The DEE2 pipeline currently supports analysis of several major species including A. thaliana , C. elegans, D. melanogaster, D. rerio, E. coli, H. sapiens, M. musculus, R. norvegicus and S. cerevisiae. The DEE2 pipeline downloads data from SRA and processes it, providing tabulated data that can be used in downstream statistical analysis. You can also process your own fastq files.
Here are some of the key features:
- Intelligent adapter detection and clipping
- Clipping of non-reference 5' bases (eg UMIs)
- Strandedness detection
- Parallel assignment of reads to genes and transcripts with STAR and Kallisto
- Thorough quality control logs
- Open source pipeline
- Distributed approach using containers link
- Ability to process own fastq files as well as those from SRA
The DEE2 pipeline uses containers (Docker and Singularity) to enhance ease of use, portability and reproducibility. This means the DEE2 pipeline can be run reproducibly across different environments, making it amenable to distributed computing. The user can provide a species and SRA run accession numbers to be processed, and this data will be immediately available to the user when completed. Data is also uploaded to our server by sftp and after sanitation, will be available to other users via the frontend (still under construction). If users don't provide accession numbers, then they will receive accessions from the current queue via html request.
So far this has only been tested on linux but will probably work for any system with sufficient resources capable of running Docker.
Minimum 8GB RAM available. Use the "free" command:
free -h
Minimum 32GB of data storage available for Docker. Use the "df" command to check the default Docker data location in /var.
df -h /var
If Docker is not intalled, visit Docker.com and follow the instructions.
Now pull image
docker pull mziemann/tallyup
Run the pipeline by specifying organism and SRA run accessions
docker run mziemann/tallyup ecoli SRR2637695,SRR2637696,SRR2637697,SRR2637698
You can also process your own fastq files in the current working directory. Gzip and bzip2 compressed files are OK. Data remain private and are not transmitted.
docker run -v $(pwd):/dee2/mnt mziemann/tallyup hsapiens -f sample1_R1.fq.gz,sample2_R1.fq sample1_R2.fq.gz,sample2_R2.fq
Return the data directory from the container to the host filesystem
docker cp $(docker ps -alq):/dee2/data/ .
Please note that SFTP upload is now inoperative, so these processed data cannot be uploaded to DEE2.

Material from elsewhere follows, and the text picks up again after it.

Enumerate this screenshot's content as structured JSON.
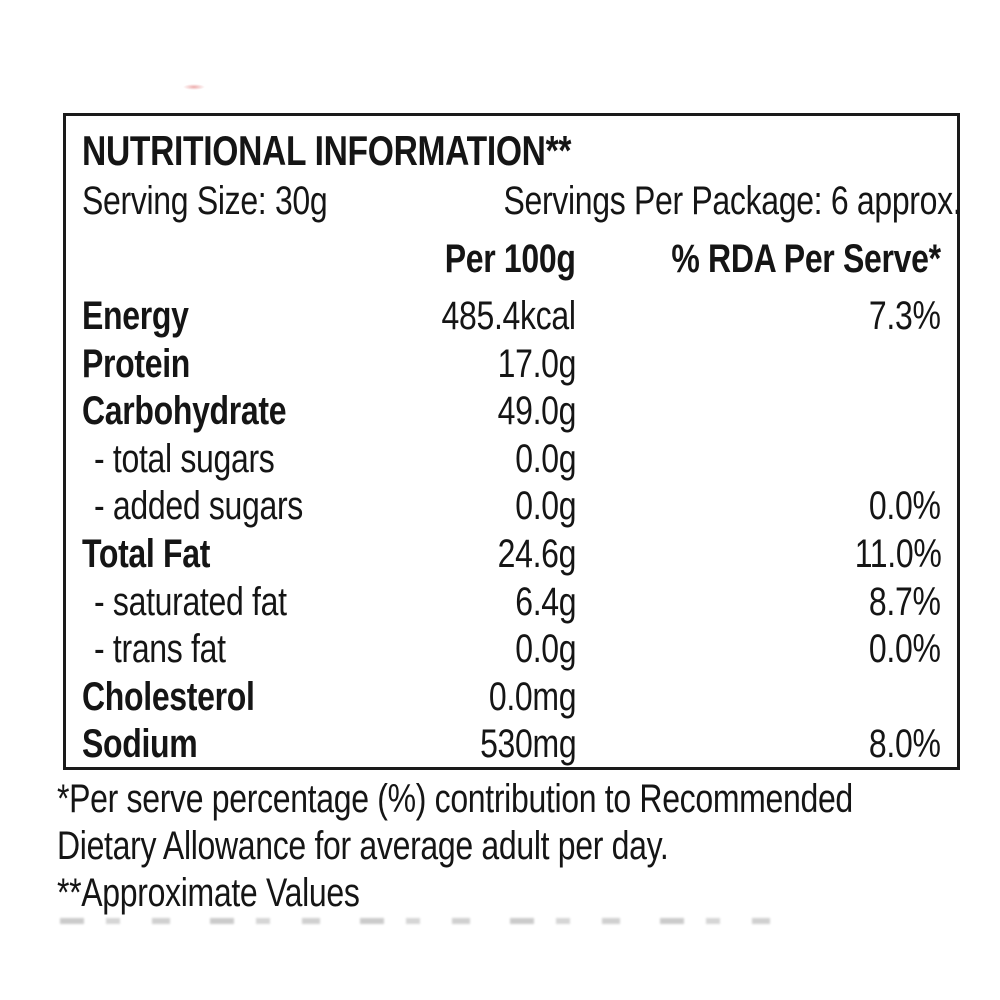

The recommended application is to use the downloader.sh script to download a bunch of SRA files in
advance and keep these in the current working directory.
downloader.sh fetches SRR accession numbers from the queue, so if you want to analyse some different
datasets from SRA, you can download them with SRA toolkit prefetch
.
Use downloader.sh like this:
bash downloader.sh hsapiens
Then you can run the docker image like this:
docker run -v $(pwd):/dee2/mnt mziemann/tallyup hsapiens -d
I have included an example script called run_dee2_hsa1.sh
which I use on my own workstation.
Please note that the SFTP upload feature is now inoperative as it is a security weakness.
The downloader.sh script enables the data to be uploaded to dee2, but you will need to request a unique ssh key first.
Raise an issue and we will try to resolve it.